LOOP BEGIN at /gpfs/home/bsc33/bsc33172/POP/auto-vectorization/for-loops-full-auto-vec/src/matmul_v3.c(5,2)
   remark #15542: loop was not vectorized: inner loop was already vectorized

   LOOP BEGIN at /gpfs/home/bsc33/bsc33172/POP/auto-vectorization/for-loops-full-auto-vec/src/matmul_v3.c(6,3)
      remark #15542: loop was not vectorized: inner loop was already vectorized

      LOOP BEGIN at /gpfs/home/bsc33/bsc33172/POP/auto-vectorization/for-loops-full-auto-vec/src/matmul_v3.c(8,4)
         remark #15388: vectorization support: reference C[i*N+j] has aligned access   [ /gpfs/home/bsc33/bsc33172/POP/auto-vectorization/for-loops-full-auto-vec/src/matmul_v3.c(8,25) ]
         remark #15388: vectorization support: reference C[i*N+j] has aligned access   [ /gpfs/home/bsc33/bsc33172/POP/auto-vectorization/for-loops-full-auto-vec/src/matmul_v3.c(8,25) ]
         remark #15388: vectorization support: reference B[k*N+j] has aligned access   [ /gpfs/home/bsc33/bsc33172/POP/auto-vectorization/for-loops-full-auto-vec/src/matmul_v3.c(8,44) ]
         remark #15305: vectorization support: vector length 8
         remark #15309: vectorization support: normalized vectorization overhead 0.143
         remark #15300: LOOP WAS VECTORIZED
         remark #15448: unmasked aligned unit stride loads: 2
         remark #15449: unmasked aligned unit stride stores: 1
         remark #15475: --- begin vector cost summary ---
         remark #15476: scalar cost: 11
         remark #15477: vector cost: 0.870
         remark #15478: estimated potential speedup: 12.040
         remark #15488: --- end vector cost summary ---
      LOOP END

      LOOP BEGIN at /gpfs/home/bsc33/bsc33172/POP/auto-vectorization/for-loops-full-auto-vec/src/matmul_v3.c(8,4)
      <Remainder loop for vectorization>
         remark #15388: vectorization support: reference C[i*N+j] has aligned access   [ /gpfs/home/bsc33/bsc33172/POP/auto-vectorization/for-loops-full-auto-vec/src/matmul_v3.c(8,25) ]
         remark #15388: vectorization support: reference C[i*N+j] has aligned access   [ /gpfs/home/bsc33/bsc33172/POP/auto-vectorization/for-loops-full-auto-vec/src/matmul_v3.c(8,25) ]
         remark #15388: vectorization support: reference B[k*N+j] has aligned access   [ /gpfs/home/bsc33/bsc33172/POP/auto-vectorization/for-loops-full-auto-vec/src/matmul_v3.c(8,44) ]
         remark #15305: vectorization support: vector length 8
         remark #15309: vectorization support: normalized vectorization overhead 0.722
         remark #15301: REMAINDER LOOP WAS VECTORIZED
      LOOP END
   LOOP END
LOOP END
===========================================================================

for-loops-full-auto-vec-exp-1-AVL_bp-matmul Figure 3: Matrix multiplication AVL value, using square matrices of 2048 by 2048 elements.

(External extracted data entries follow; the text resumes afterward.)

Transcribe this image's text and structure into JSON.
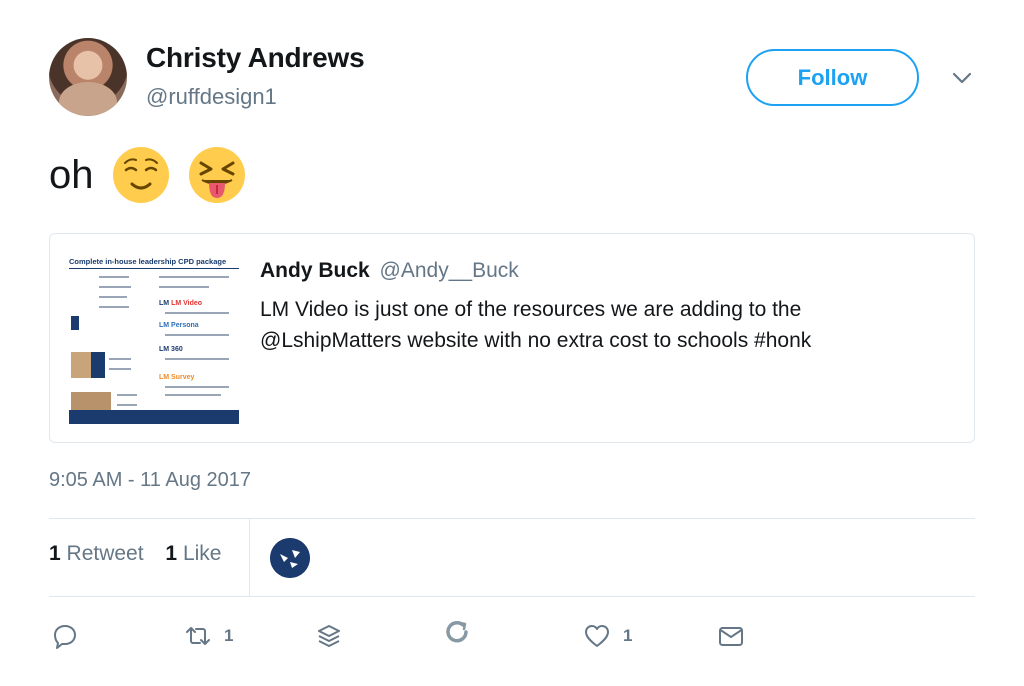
{
  "author": {
    "display_name": "Christy Andrews",
    "username": "@ruffdesign1"
  },
  "follow_label": "Follow",
  "tweet": {
    "text": "oh",
    "emojis": [
      "relieved-face-emoji",
      "squinting-face-with-tongue-emoji"
    ]
  },
  "quoted": {
    "display_name": "Andy Buck",
    "username": "@Andy__Buck",
    "text": "LM Video is just one of the resources we are adding to the @LshipMatters website with no extra cost to schools #honk",
    "thumbnail": {
      "title": "Complete in-house leadership CPD package",
      "labels": [
        "LM Video",
        "LM Persona",
        "LM 360",
        "LM Survey"
      ]
    }
  },
  "timestamp": "9:05 AM - 11 Aug 2017",
  "stats": {
    "retweet_count": "1",
    "retweet_label": "Retweet",
    "like_count": "1",
    "like_label": "Like"
  },
  "actions": {
    "retweet_count": "1",
    "like_count": "1"
  },
  "icons": [
    "chevron-down-icon",
    "reply-icon",
    "retweet-icon",
    "stack-icon",
    "refresh-icon",
    "heart-icon",
    "message-icon"
  ],
  "colors": {
    "accent": "#1da1f2",
    "secondary_text": "#657786",
    "divider": "#e1e8ed"
  }
}
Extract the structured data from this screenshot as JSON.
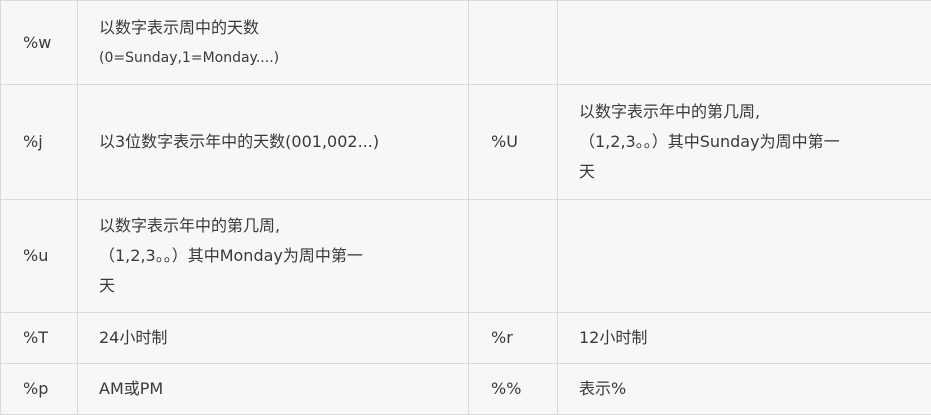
{
  "rows": [
    {
      "left_code": "%w",
      "left_desc": "以数字表示周中的天数",
      "left_desc_sub": "(0=Sunday,1=Monday....)",
      "right_code": "",
      "right_desc": ""
    },
    {
      "left_code": "%j",
      "left_desc": "以3位数字表示年中的天数(001,002...)",
      "right_code": "%U",
      "right_desc_lines": [
        "以数字表示年中的第几周,",
        "（1,2,3。。）其中Sunday为周中第一",
        "天"
      ]
    },
    {
      "left_code": "%u",
      "left_desc_lines": [
        "以数字表示年中的第几周,",
        "（1,2,3。。）其中Monday为周中第一",
        "天"
      ],
      "right_code": "",
      "right_desc": ""
    },
    {
      "left_code": "%T",
      "left_desc": "24小时制",
      "right_code": "%r",
      "right_desc": "12小时制"
    },
    {
      "left_code": "%p",
      "left_desc": "AM或PM",
      "right_code": "%%",
      "right_desc": "表示%"
    }
  ]
}
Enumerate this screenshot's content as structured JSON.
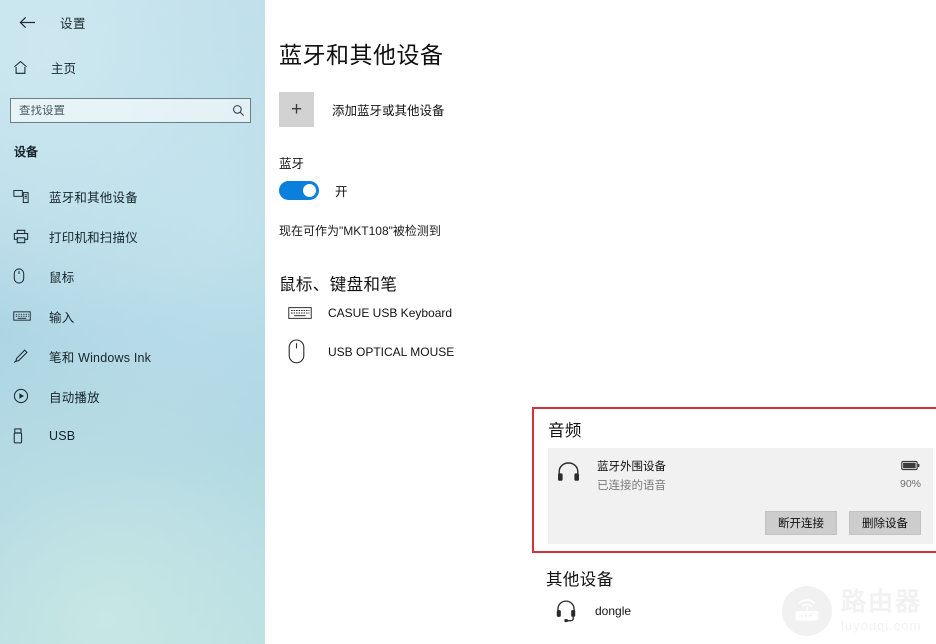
{
  "window": {
    "title": "设置",
    "back_icon": "back-arrow-icon"
  },
  "sidebar": {
    "home_label": "主页",
    "home_icon": "home-icon",
    "search": {
      "placeholder": "查找设置",
      "value": "",
      "icon": "search-icon"
    },
    "section_title": "设备",
    "items": [
      {
        "label": "蓝牙和其他设备",
        "icon": "bluetooth-device-icon",
        "selected": true
      },
      {
        "label": "打印机和扫描仪",
        "icon": "printer-icon",
        "selected": false
      },
      {
        "label": "鼠标",
        "icon": "mouse-icon",
        "selected": false
      },
      {
        "label": "输入",
        "icon": "keyboard-icon",
        "selected": false
      },
      {
        "label": "笔和 Windows Ink",
        "icon": "pen-icon",
        "selected": false
      },
      {
        "label": "自动播放",
        "icon": "autoplay-icon",
        "selected": false
      },
      {
        "label": "USB",
        "icon": "usb-icon",
        "selected": false
      }
    ]
  },
  "main": {
    "page_title": "蓝牙和其他设备",
    "add_device": {
      "label": "添加蓝牙或其他设备",
      "icon": "plus-icon"
    },
    "bluetooth": {
      "label": "蓝牙",
      "toggle_state": "开",
      "toggle_on": true,
      "accent_color": "#0a7fdc",
      "discoverable_text": "现在可作为\"MKT108\"被检测到"
    },
    "mouse_keyboard_section": {
      "heading": "鼠标、键盘和笔",
      "devices": [
        {
          "name": "CASUE USB Keyboard",
          "icon": "keyboard-icon"
        },
        {
          "name": "USB OPTICAL MOUSE",
          "icon": "mouse-icon"
        }
      ]
    },
    "audio_section": {
      "heading": "音频",
      "highlight_color": "#d0343a",
      "device": {
        "name": "蓝牙外围设备",
        "status": "已连接的语音",
        "icon": "headphones-icon",
        "battery_icon": "battery-icon",
        "battery_percent": "90%"
      },
      "actions": [
        {
          "label": "断开连接"
        },
        {
          "label": "删除设备"
        }
      ]
    },
    "other_section": {
      "heading": "其他设备",
      "devices": [
        {
          "name": "dongle",
          "icon": "headset-icon"
        }
      ]
    }
  },
  "watermark": {
    "cn": "路由器",
    "en": "luyouqi.com",
    "icon": "router-icon"
  }
}
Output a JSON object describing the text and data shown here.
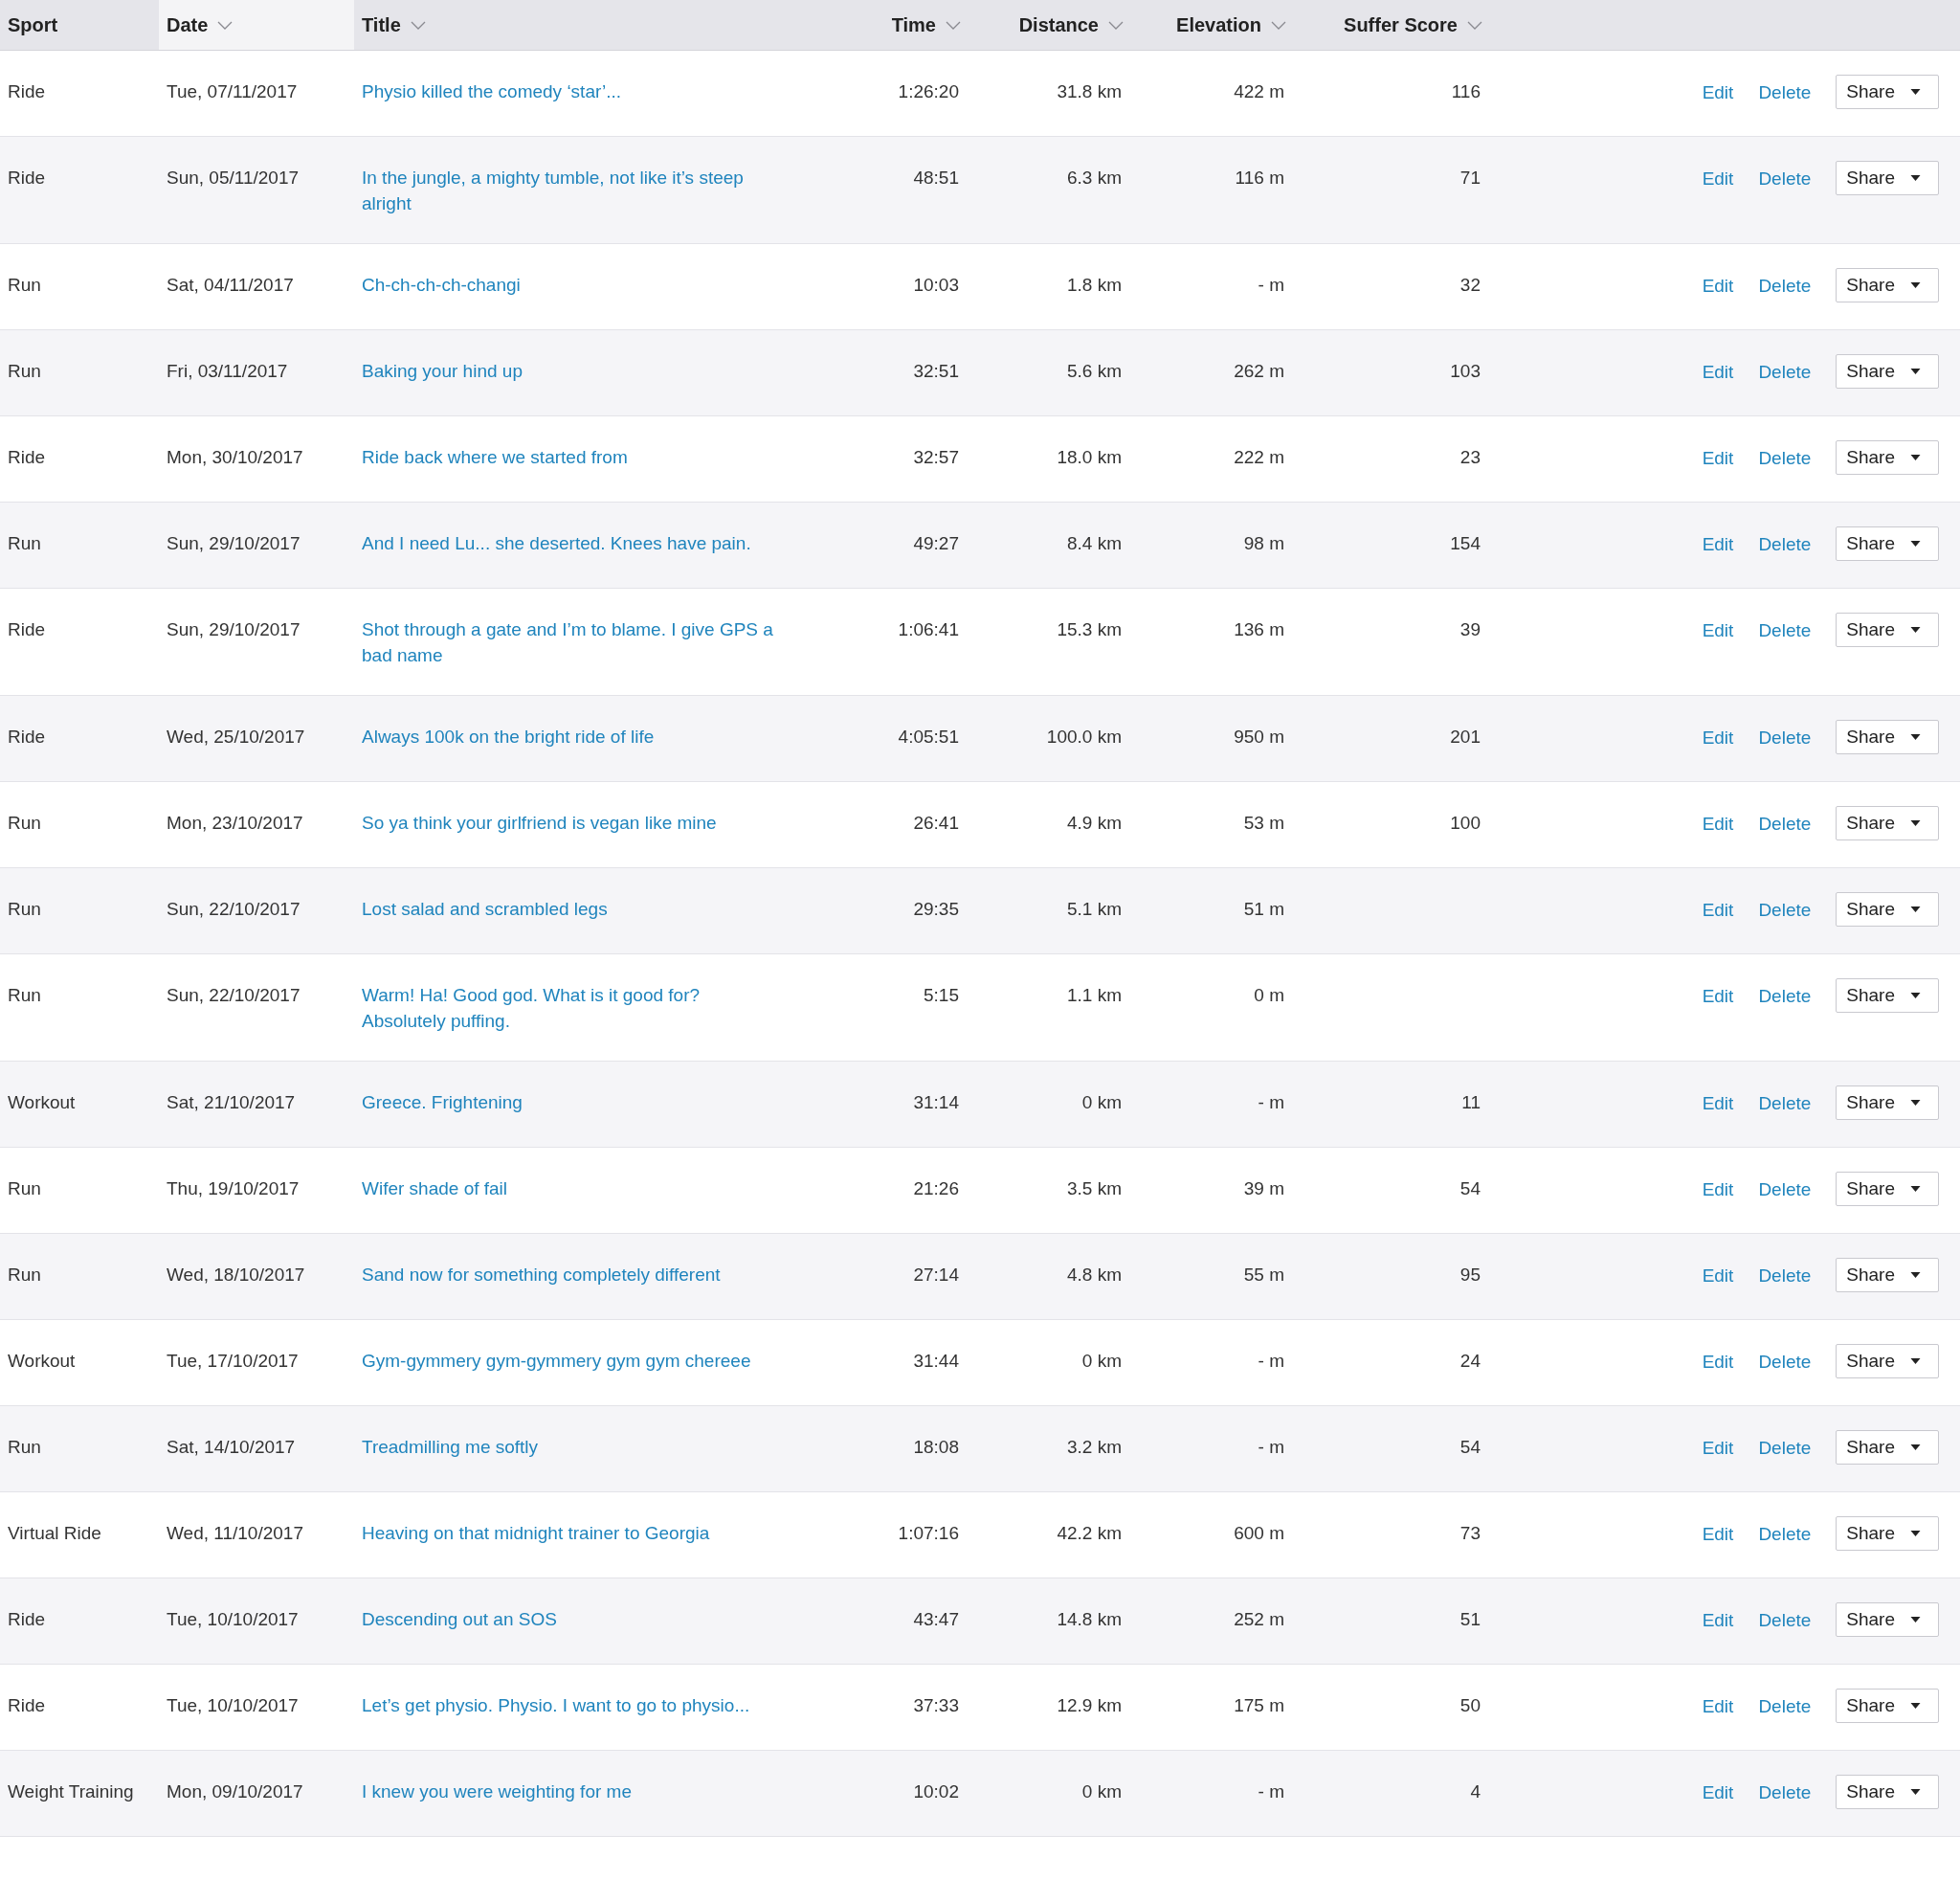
{
  "table": {
    "columns": [
      {
        "label": "Sport",
        "sortable": false,
        "selected": false
      },
      {
        "label": "Date",
        "sortable": true,
        "selected": true
      },
      {
        "label": "Title",
        "sortable": true,
        "selected": false
      },
      {
        "label": "Time",
        "sortable": true,
        "selected": false
      },
      {
        "label": "Distance",
        "sortable": true,
        "selected": false
      },
      {
        "label": "Elevation",
        "sortable": true,
        "selected": false
      },
      {
        "label": "Suffer Score",
        "sortable": true,
        "selected": false
      }
    ],
    "rows": [
      {
        "sport": "Ride",
        "date": "Tue, 07/11/2017",
        "title": "Physio killed the comedy ‘star’...",
        "time": "1:26:20",
        "distance": "31.8 km",
        "elevation": "422 m",
        "suffer_score": "116",
        "edit": "Edit",
        "delete": "Delete",
        "share": "Share"
      },
      {
        "sport": "Ride",
        "date": "Sun, 05/11/2017",
        "title": "In the jungle, a mighty tumble, not like it’s steep alright",
        "time": "48:51",
        "distance": "6.3 km",
        "elevation": "116 m",
        "suffer_score": "71",
        "edit": "Edit",
        "delete": "Delete",
        "share": "Share"
      },
      {
        "sport": "Run",
        "date": "Sat, 04/11/2017",
        "title": "Ch-ch-ch-ch-changi",
        "time": "10:03",
        "distance": "1.8 km",
        "elevation": "- m",
        "suffer_score": "32",
        "edit": "Edit",
        "delete": "Delete",
        "share": "Share"
      },
      {
        "sport": "Run",
        "date": "Fri, 03/11/2017",
        "title": "Baking your hind up",
        "time": "32:51",
        "distance": "5.6 km",
        "elevation": "262 m",
        "suffer_score": "103",
        "edit": "Edit",
        "delete": "Delete",
        "share": "Share"
      },
      {
        "sport": "Ride",
        "date": "Mon, 30/10/2017",
        "title": "Ride back where we started from",
        "time": "32:57",
        "distance": "18.0 km",
        "elevation": "222 m",
        "suffer_score": "23",
        "edit": "Edit",
        "delete": "Delete",
        "share": "Share"
      },
      {
        "sport": "Run",
        "date": "Sun, 29/10/2017",
        "title": "And I need Lu... she deserted. Knees have pain.",
        "time": "49:27",
        "distance": "8.4 km",
        "elevation": "98 m",
        "suffer_score": "154",
        "edit": "Edit",
        "delete": "Delete",
        "share": "Share"
      },
      {
        "sport": "Ride",
        "date": "Sun, 29/10/2017",
        "title": "Shot through a gate and I’m to blame. I give GPS a bad name",
        "time": "1:06:41",
        "distance": "15.3 km",
        "elevation": "136 m",
        "suffer_score": "39",
        "edit": "Edit",
        "delete": "Delete",
        "share": "Share"
      },
      {
        "sport": "Ride",
        "date": "Wed, 25/10/2017",
        "title": "Always 100k on the bright ride of life",
        "time": "4:05:51",
        "distance": "100.0 km",
        "elevation": "950 m",
        "suffer_score": "201",
        "edit": "Edit",
        "delete": "Delete",
        "share": "Share"
      },
      {
        "sport": "Run",
        "date": "Mon, 23/10/2017",
        "title": "So ya think your girlfriend is vegan like mine",
        "time": "26:41",
        "distance": "4.9 km",
        "elevation": "53 m",
        "suffer_score": "100",
        "edit": "Edit",
        "delete": "Delete",
        "share": "Share"
      },
      {
        "sport": "Run",
        "date": "Sun, 22/10/2017",
        "title": "Lost salad and scrambled legs",
        "time": "29:35",
        "distance": "5.1 km",
        "elevation": "51 m",
        "edit": "Edit",
        "delete": "Delete",
        "share": "Share"
      },
      {
        "sport": "Run",
        "date": "Sun, 22/10/2017",
        "title": "Warm! Ha! Good god. What is it good for? Absolutely puffing.",
        "time": "5:15",
        "distance": "1.1 km",
        "elevation": "0 m",
        "edit": "Edit",
        "delete": "Delete",
        "share": "Share"
      },
      {
        "sport": "Workout",
        "date": "Sat, 21/10/2017",
        "title": "Greece. Frightening",
        "time": "31:14",
        "distance": "0 km",
        "elevation": "- m",
        "suffer_score": "11",
        "edit": "Edit",
        "delete": "Delete",
        "share": "Share"
      },
      {
        "sport": "Run",
        "date": "Thu, 19/10/2017",
        "title": "Wifer shade of fail",
        "time": "21:26",
        "distance": "3.5 km",
        "elevation": "39 m",
        "suffer_score": "54",
        "edit": "Edit",
        "delete": "Delete",
        "share": "Share"
      },
      {
        "sport": "Run",
        "date": "Wed, 18/10/2017",
        "title": "Sand now for something completely different",
        "time": "27:14",
        "distance": "4.8 km",
        "elevation": "55 m",
        "suffer_score": "95",
        "edit": "Edit",
        "delete": "Delete",
        "share": "Share"
      },
      {
        "sport": "Workout",
        "date": "Tue, 17/10/2017",
        "title": "Gym-gymmery gym-gymmery gym gym chereee",
        "time": "31:44",
        "distance": "0 km",
        "elevation": "- m",
        "suffer_score": "24",
        "edit": "Edit",
        "delete": "Delete",
        "share": "Share"
      },
      {
        "sport": "Run",
        "date": "Sat, 14/10/2017",
        "title": "Treadmilling me softly",
        "time": "18:08",
        "distance": "3.2 km",
        "elevation": "- m",
        "suffer_score": "54",
        "edit": "Edit",
        "delete": "Delete",
        "share": "Share"
      },
      {
        "sport": "Virtual Ride",
        "date": "Wed, 11/10/2017",
        "title": "Heaving on that midnight trainer to Georgia",
        "time": "1:07:16",
        "distance": "42.2 km",
        "elevation": "600 m",
        "suffer_score": "73",
        "edit": "Edit",
        "delete": "Delete",
        "share": "Share"
      },
      {
        "sport": "Ride",
        "date": "Tue, 10/10/2017",
        "title": "Descending out an SOS",
        "time": "43:47",
        "distance": "14.8 km",
        "elevation": "252 m",
        "suffer_score": "51",
        "edit": "Edit",
        "delete": "Delete",
        "share": "Share"
      },
      {
        "sport": "Ride",
        "date": "Tue, 10/10/2017",
        "title": "Let’s get physio. Physio. I want to go to physio...",
        "time": "37:33",
        "distance": "12.9 km",
        "elevation": "175 m",
        "suffer_score": "50",
        "edit": "Edit",
        "delete": "Delete",
        "share": "Share"
      },
      {
        "sport": "Weight Training",
        "date": "Mon, 09/10/2017",
        "title": "I knew you were weighting for me",
        "time": "10:02",
        "distance": "0 km",
        "elevation": "- m",
        "suffer_score": "4",
        "edit": "Edit",
        "delete": "Delete",
        "share": "Share"
      }
    ]
  }
}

for-loops-full-auto-vec-exp-1-OPC_bp-matmul Figure 4: Matrix multiplication OPC value, using square matrices of 2048 by 2048 elements.

Starting with the AVL value (Figure 3), we can clearly see that we are using the available vector capabilities of the architecture as this value reads 8 and this is the theoretical vector length of the tested machine (Intel AVX512 ISA). Moreover, if we inspect the OPC value shown in Figure 4 (which spells out 2.51) and compare it with the value given by the For loops poor auto-vectorization experiment, we can detect an improvement of 10x.

(*) These performance metrics are being developed by MEEP and POP2 projects.